Even so the 13th Amendment rectified the purposely left loopholes to allow one of the most barbaric practices in US History. So how do rectify your argument that precedence would lead to continued slavery considering the 13th Amendment? Should we just go back to just yelling red herring or calling people “intellectually dishonest” when they have a different opinion?

Tommycat
04-08-2011, 10:23 AM
Yes, the SC has been pretty political. They've been divided along party lines with exception to I think one justice that has broken with his party... occasionally.

Actually the 13th amendment did not stop the practice of indentured servitude. That was finally made illegal by the Trafficking Victims Protection Act of 2000... um... ouch....

Following the civil war many people both black and white found themselves broke, and hungry. So while they were technically free, they were free to sign themselves right back into the same situation.

mimartin
04-08-2011, 10:50 AM
Actually the 13th amendment did not stop the practice of indentured servitude. Nice information if the discussion was about indentured servants. However, I was answering the question based on slavery not indentured servants.

Tommycat
04-08-2011, 10:52 AM
Nice information if the discussion was about indentured servants. However, I was answering the question based on slavery not indentured servants.
Just saying that indentured servitude was pretty much a new slavery, just with a prettier name. Besides, I think if you read his statement, the answer is in itself... if we were slaves to X there would still be slaves

At any rate, no point in going on about slavery and what not as that is WAAAAAY tangential to this discussion....

As I said, in as much as it is the parent's choice to send the child to a private school, there is no reason the parent's choice should be taxed more because that private school is religious.

mimartin
04-08-2011, 11:03 AM
Not saying indentured servitude is ethically superior to slavery.

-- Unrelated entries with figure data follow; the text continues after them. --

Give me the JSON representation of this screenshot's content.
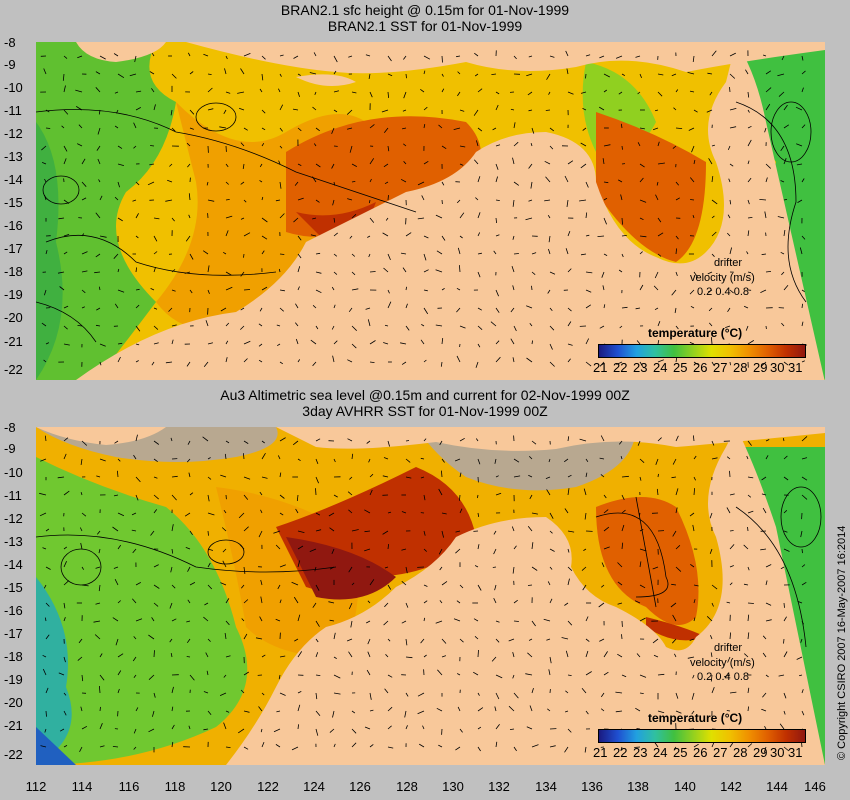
{
  "panels": [
    {
      "title1": "BRAN2.1 sfc height @ 0.15m for 01-Nov-1999",
      "title2": "BRAN2.1 SST for 01-Nov-1999",
      "y_ticks": [
        "-8",
        "-9",
        "-10",
        "-11",
        "-12",
        "-13",
        "-14",
        "-15",
        "-16",
        "-17",
        "-18",
        "-19",
        "-20",
        "-21",
        "-22"
      ],
      "legend_title": "temperature (°C)",
      "legend_ticks": [
        "21",
        "22",
        "23",
        "24",
        "25",
        "26",
        "27",
        "28",
        "29",
        "30",
        "31"
      ],
      "drifter_label": "drifter",
      "velocity_label": "velocity (m/s)",
      "velocity_scale": "0.2 0.4 0.8"
    },
    {
      "title1": "Au3 Altimetric sea level  @0.15m and current for 02-Nov-1999 00Z",
      "title2": "3day AVHRR SST for 01-Nov-1999 00Z",
      "y_ticks": [
        "-8",
        "-9",
        "-10",
        "-11",
        "-12",
        "-13",
        "-14",
        "-15",
        "-16",
        "-17",
        "-18",
        "-19",
        "-20",
        "-21",
        "-22"
      ],
      "legend_title": "temperature (°C)",
      "legend_ticks": [
        "21",
        "22",
        "23",
        "24",
        "25",
        "26",
        "27",
        "28",
        "29",
        "30",
        "31"
      ],
      "drifter_label": "drifter",
      "velocity_label": "velocity (m/s)",
      "velocity_scale": "0.2 0.4 0.8"
    }
  ],
  "x_ticks": [
    "112",
    "114",
    "116",
    "118",
    "120",
    "122",
    "124",
    "126",
    "128",
    "130",
    "132",
    "134",
    "136",
    "138",
    "140",
    "142",
    "144",
    "146"
  ],
  "copyright": "© Copyright CSIRO 2007  16-May-2007 16:2014",
  "colors": {
    "land": "#f8c89a",
    "colorbar": [
      "#1a1a80",
      "#1f4fd0",
      "#21a0e0",
      "#30c0a0",
      "#40c040",
      "#90d020",
      "#e0e000",
      "#f0c000",
      "#f09000",
      "#e06000",
      "#c03000",
      "#901810"
    ]
  }
}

Just there is a difference between the two. Not going into detail because I know that will lead to another trivial fact being pointed out that really has nothing to do with the topic.

Tommycat
04-09-2011, 12:59 PM
Talking with a couple friends of mine reminded me of this topic. The law allows up to $500 tax credit for individuals($1000 for couples) for donations to school tuition organizations. The law isn't even specific to religious tuition organizations. It's more like how your donations to church can be written off. Or your donations to World Wildlife Foundation... It's another charitable donation. If you want you can donate to the atheist preachers school fund that only provides tuition assistance to atheist schools.

So again, where's the establishment? This tax break is based on your donation to a school tuition fund. There is no specification based on religion, other than to allow it. It does not only benefit one religion. It isn't even limited to religious funds at all. So please tell me how this violates the First amendment in the least?

mimartin
04-09-2011, 01:15 PM
Already stated why and also showed that this case was not ruled the way it was because it or did not did not violate the establishment clause. It was ruled the way it was because according the majority of judges taxpayers do not have a right to decide how their tax dollars are spent. Yes, they are spending tax dollars because the tax credit means there is that much less money in the state’s coffers.

Tommycat
04-09-2011, 04:22 PM
No, I want to have you explain how a law that is NOT specific to religious donations somehow violates the First Amendment since it is VERY clear that this law gives a tax credit to people who donate to a school tuition fund(including non-religious as well as religious). I want to understand how people choosing the fund to donate to can be a violation when charitable donations are tax write-offs to begin with.